Сейчас он опустил руки, молчаливый и задумчивый, как скиталец на распутье, не знающий, куда идти. Тома смотрел на его суровое лицо, и нежность завладевала его сердцем. Он готов был крикнуть: "Отец, почему ты такой, отец?.."
Но, не привыкший к нежным чувствам, он отвел взгляд, скользнул по горящим углям и зажмурился.
2
Утром, с первым грузовиком, приехали трое других рабочих бригады. Все они были из Димитровграда и каждый день ездили ночевать домой.
Тома и его отец работали аккордно, отдельно от них. Вставали до рассвета и по холодку готовили сита. Соседи заставали их за работой, с лопатами в руках. Они уже перебросали по целой куче песка.
- Погубит вас жадность, - ворчал Цоко Длинный. Он был высок ростом, сутулый, с тонкими болтающимися, как веревки, руками.
"Будто десять лет висел на крюке", - думал Тома, оглядывая Цоко. Цоко не любил работать. То, опершись на лопату, философствовал, то подолгу просиживал на корточках за кустами.

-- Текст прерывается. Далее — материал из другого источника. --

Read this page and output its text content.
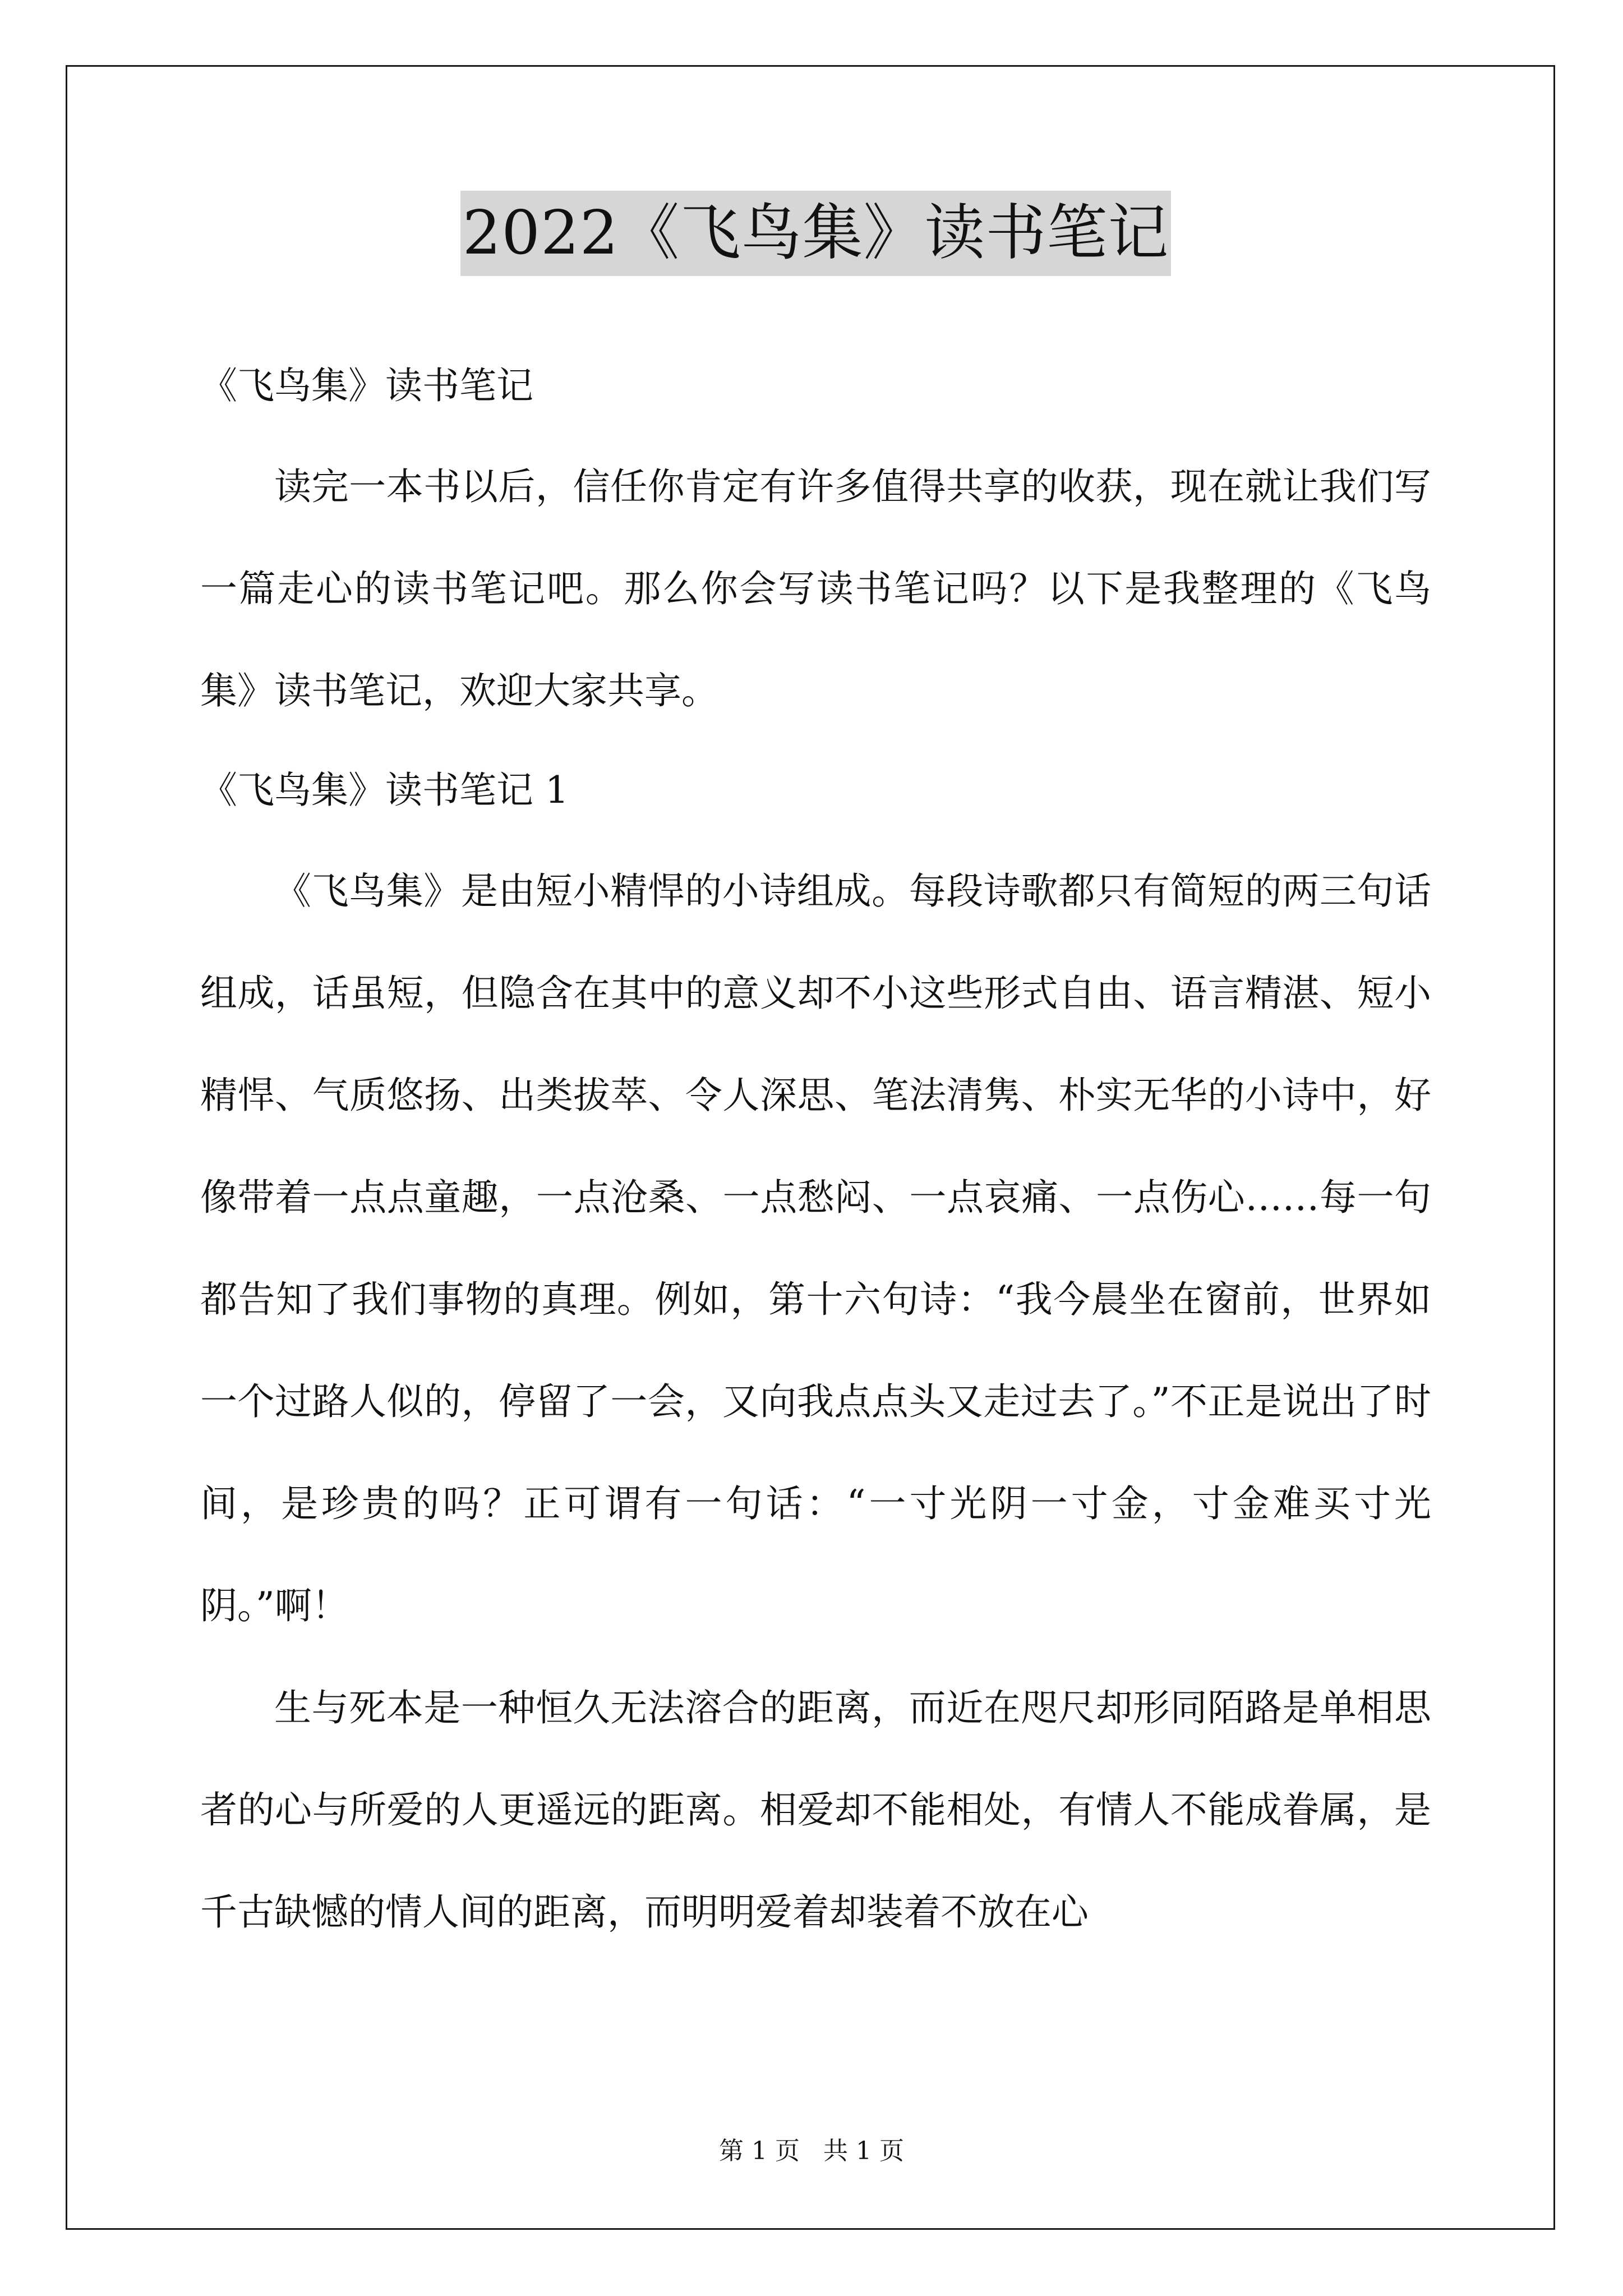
2022《飞鸟集》读书笔记

《飞鸟集》读书笔记

读完一本书以后，信任你肯定有许多值得共享的收获，现在就让我们写一篇走心的读书笔记吧。那么你会写读书笔记吗？以下是我整理的《飞鸟集》读书笔记，欢迎大家共享。

《飞鸟集》读书笔记 1

《飞鸟集》是由短小精悍的小诗组成。每段诗歌都只有简短的两三句话组成，话虽短，但隐含在其中的意义却不小这些形式自由、语言精湛、短小精悍、气质悠扬、出类拔萃、令人深思、笔法清隽、朴实无华的小诗中，好像带着一点点童趣，一点沧桑、一点愁闷、一点哀痛、一点伤心……每一句都告知了我们事物的真理。例如，第十六句诗：“我今晨坐在窗前，世界如一个过路人似的，停留了一会，又向我点点头又走过去了。”不正是说出了时间，是珍贵的吗？正可谓有一句话：“一寸光阴一寸金，寸金难买寸光阴。”啊！

生与死本是一种恒久无法溶合的距离，而近在咫尺却形同陌路是单相思者的心与所爱的人更遥远的距离。相爱却不能相处，有情人不能成眷属，是千古缺憾的情人间的距离，而明明爱着却装着不放在心

第 1 页 共 1 页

Эти бесстыдные хитрости злили его напарника Динку, сухопарого, с морщинистым, но моложавым лицом мужчину.
- Пойду посмотрю, не свалился ли он в уборную, - шутил он, хотя ему было не до шуток. В конце концов Динка и Цоко стали работать каждый сам по себе. В первое время Цоко не изменял своим правилам, по-прежнему медленно двигалась в его руках лопата, так же подолгу он пропадал за кустами. Но в день получки Цоко явно расстроился - карман его оказался полупустым. На другой день он не отправился на грузовике на ночлег в Димитровград, а напросился спать к отцу Томы.
Со временем Цоко еще больше похудел, весь как-то заострился.
- Вижу, ты решил фигуру беречь! - подшучивал над ним Динка.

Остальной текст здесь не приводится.